Après l'échec des consultations de Maria Casellati, le Président de la République Sergio Mattarella pourrait proposer un "mandat d'exploration" à Roberto Fico, Président de la Chambre des Députés. Il devrait alors trouver un accord entre le Mouvement 5 étoiles et le Parti Démocrate (PD) pour former un gouvernement.

Compromis impossible entre le M5S et la coalition

La semaine dernière, il a donné la même responsabilité à la Présidente du Sénat, Maria Casellati (Forza Italia).

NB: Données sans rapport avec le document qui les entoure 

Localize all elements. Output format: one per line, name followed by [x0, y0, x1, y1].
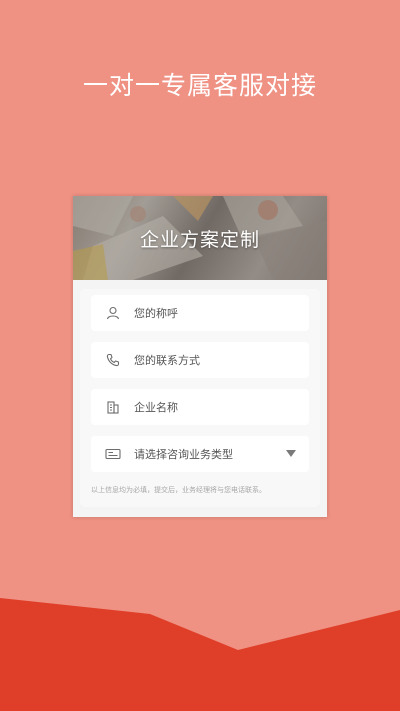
company-field-placeholder: 企业名称: [134, 401, 178, 414]
form-area: 您的称呼 您的联系方式 企业名称 请选择咨询业务类型 以上信息均为必填，提交后，…: [80, 289, 320, 507]
page-headline: 一对一专属客服对接: [82, 71, 317, 100]
caret-down-icon[interactable]: [286, 450, 296, 457]
banner-title: 企业方案定制: [139, 228, 260, 251]
form-notice: 以上信息均为必填，提交后，业务经理将与您电话联系。: [91, 486, 266, 494]
user-icon: [104, 304, 122, 322]
company-field[interactable]: 企业名称: [91, 389, 309, 425]
bottom-decoration: [0, 598, 400, 711]
business-type-placeholder: 请选择咨询业务类型: [134, 448, 233, 461]
banner-image: 企业方案定制: [73, 196, 327, 280]
business-type-select[interactable]: 请选择咨询业务类型: [91, 436, 309, 472]
id-card-icon: [104, 445, 122, 463]
name-field-placeholder: 您的称呼: [134, 307, 178, 320]
consult-form-card: 企业方案定制 您的称呼 您的联系方式 企业名称 请选择咨询业务类型 以上信息均为…: [73, 196, 327, 517]
contact-field-placeholder: 您的联系方式: [134, 354, 200, 367]
building-icon: [104, 398, 122, 416]
contact-field[interactable]: 您的联系方式: [91, 342, 309, 378]
phone-icon: [104, 351, 122, 369]
name-field[interactable]: 您的称呼: [91, 295, 309, 331]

Sa mission consistait à trouver un accord entre les deux formations politiques sorties victorieuses des élections. Les consultations tenues mercredi dernier n'ont pas abouti à un compromis entre le Mouvement 5 étoiles (M5S) et la coalition de droite et d'extrême-droite (Ligue, Forza Italia, Fratelli d'Italia) pour former un gouvernement. Le Mouvement 5 étoiles imposait à la coalition d'écarter Silvio Berlusconi, leader de Forza Italia, impensable pour la droite. "Nous leur laissons jusqu'à dimanche pour se décider, après nous nous tournerons vers le Parti Démocrate" a déclaré Luigi Di Maio. Les délais étant expirés, l'ultime entente possible est celle du M5S avec le parti de centre-gauche.

La tentative M5S-PD

"A moins qu'il ne se passe quelque chose de nouveau, je mandaterai Roberto Fico pour négocier" a communiqué le Président de la République en fin de semaine dernière. La fonction de Roberto Fico (M5S) serait dès aujourd'hui d'évaluer la possibilité d'une entente entre le Mouvement 5 étoiles et le Parti Démocrate, ayant respectivement obtenu 32% et 19% des voix aux élections du 4 mars. Réunies, ces formations politiques auraient plus des 40% nécessaires à gouverner.

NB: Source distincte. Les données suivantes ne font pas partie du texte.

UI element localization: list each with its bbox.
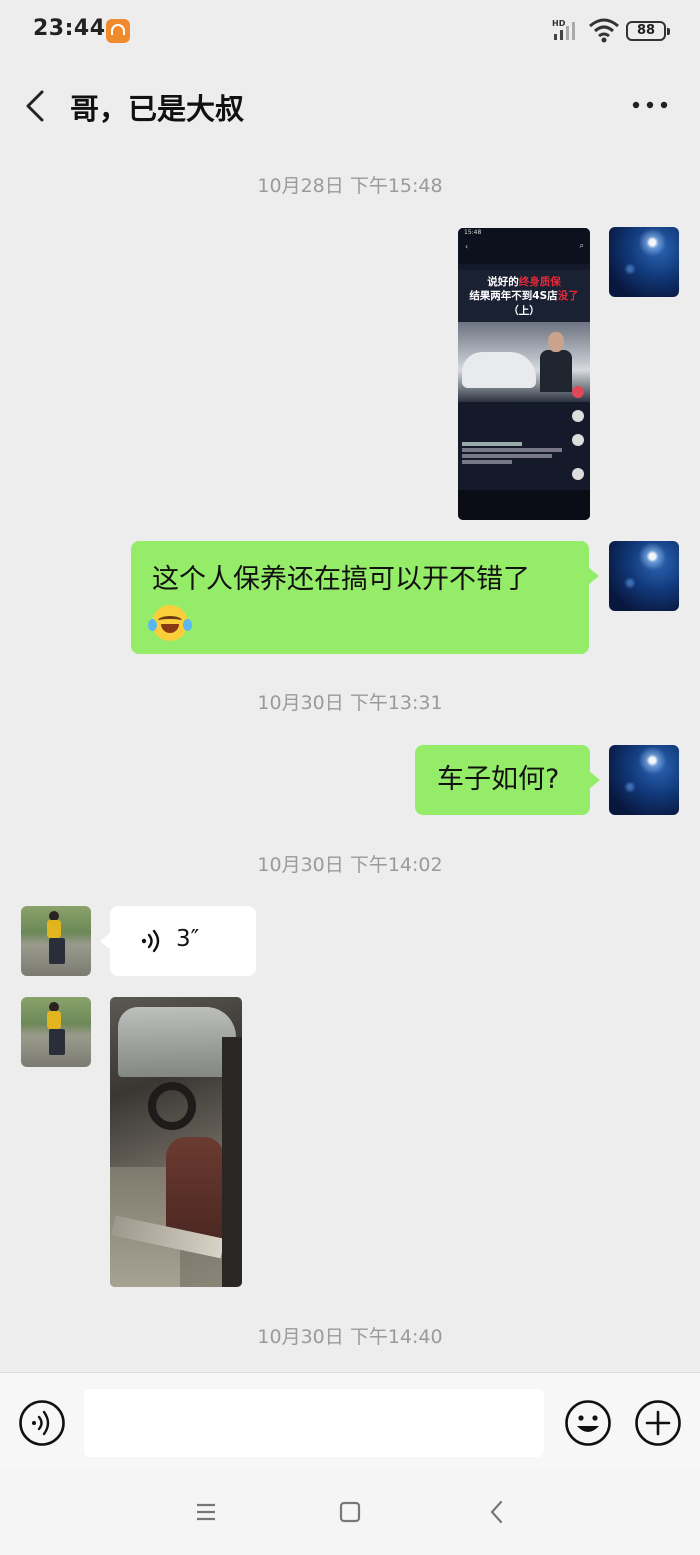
plus-circle-icon[interactable] bbox=[634, 1399, 682, 1447]
status-bar: 23:44 HD 88 bbox=[0, 0, 700, 62]
chat-title: 哥，已是大叔 bbox=[70, 92, 245, 126]
avatar-contact[interactable] bbox=[21, 906, 91, 976]
menu-icon[interactable] bbox=[195, 1500, 217, 1524]
shot-title-line2: 结果两年不到4S店没了 bbox=[469, 290, 579, 302]
wifi-icon bbox=[589, 18, 619, 43]
timestamp: 10月30日 下午14:02 bbox=[257, 854, 443, 876]
shot-title-line3: （上） bbox=[508, 305, 540, 317]
shot-time: 15:48 bbox=[464, 229, 482, 236]
message-text: 车子如何? bbox=[437, 764, 560, 795]
shot-search-icon: ⌕ bbox=[579, 241, 584, 250]
shot-back-icon: ‹ bbox=[465, 242, 469, 251]
laughing-tears-emoji-icon bbox=[148, 604, 192, 641]
back-icon[interactable] bbox=[486, 1499, 508, 1525]
home-square-icon[interactable] bbox=[339, 1501, 361, 1523]
shot-caption-lines bbox=[462, 440, 572, 466]
shot-title-box: 说好的终身质保 结果两年不到4S店没了 （上） bbox=[458, 270, 590, 322]
avatar-self[interactable] bbox=[609, 745, 679, 815]
battery-icon: 88 bbox=[626, 21, 670, 41]
shot-share-icon bbox=[572, 434, 584, 446]
shot-car-image bbox=[462, 352, 536, 388]
shot-like-icon bbox=[572, 386, 584, 398]
app-notification-icon bbox=[106, 19, 130, 43]
more-dots-icon[interactable] bbox=[628, 90, 672, 120]
timestamp: 10月28日 下午15:48 bbox=[257, 175, 443, 197]
voice-wave-icon bbox=[141, 929, 160, 953]
shot-music-icon bbox=[572, 468, 584, 480]
emoji-icon[interactable] bbox=[564, 1399, 612, 1447]
avatar-self[interactable] bbox=[609, 541, 679, 611]
shot-side-actions bbox=[570, 378, 586, 488]
car-interior-photo[interactable] bbox=[110, 997, 242, 1287]
shot-status-area: 15:48 ‹ ⌕ bbox=[458, 228, 590, 264]
timestamp: 10月30日 下午14:40 bbox=[257, 1326, 443, 1348]
system-nav-bar bbox=[0, 1470, 700, 1555]
voice-mode-icon[interactable] bbox=[18, 1399, 66, 1447]
input-bar bbox=[0, 1372, 700, 1471]
chevron-left-icon[interactable] bbox=[20, 86, 54, 126]
timestamp: 10月30日 下午13:31 bbox=[257, 692, 443, 714]
shared-video-screenshot[interactable]: 15:48 ‹ ⌕ 说好的终身质保 结果两年不到4S店没了 （上） bbox=[458, 228, 590, 520]
message-bubble-sent[interactable]: 这个人保养还在搞可以开不错了 bbox=[131, 541, 599, 654]
shot-comment-icon bbox=[572, 410, 584, 422]
avatar-self[interactable] bbox=[609, 227, 679, 297]
shot-bottom-bar bbox=[458, 490, 590, 520]
svg-text:HD: HD bbox=[552, 19, 566, 28]
hd-signal-icon: HD bbox=[552, 19, 575, 40]
message-bubble-sent[interactable]: 车子如何? bbox=[415, 745, 600, 815]
avatar-contact[interactable] bbox=[21, 997, 91, 1067]
status-time: 23:44 bbox=[33, 16, 106, 41]
voice-duration: 3″ bbox=[176, 926, 200, 952]
voice-message-bubble[interactable]: 3″ bbox=[100, 906, 256, 976]
message-text: 这个人保养还在搞可以开不错了 bbox=[152, 564, 530, 595]
shot-person-image bbox=[540, 332, 572, 392]
chat-header: 哥，已是大叔 bbox=[0, 62, 700, 148]
shot-title-line1: 说好的终身质保 bbox=[487, 276, 561, 288]
message-input[interactable] bbox=[84, 1389, 544, 1457]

Elections régionales en Molise

Les élections régionales se tenaient hier dans la région Molise. Avec un taux de participation de 52%, l'alliance de la droite et de l'extrême droite, réunie comme aux élections législatives, est arrivée en tête (44%), tandis que le mouvement 5 étoiles reste le premier parti (37,8%). Une tendance politique similaire donc à celle des élections de mars dernier, et qui n'en disent pas beaucoup plus sur les souhaits des Italiens en pleine période de tractations post-électorales.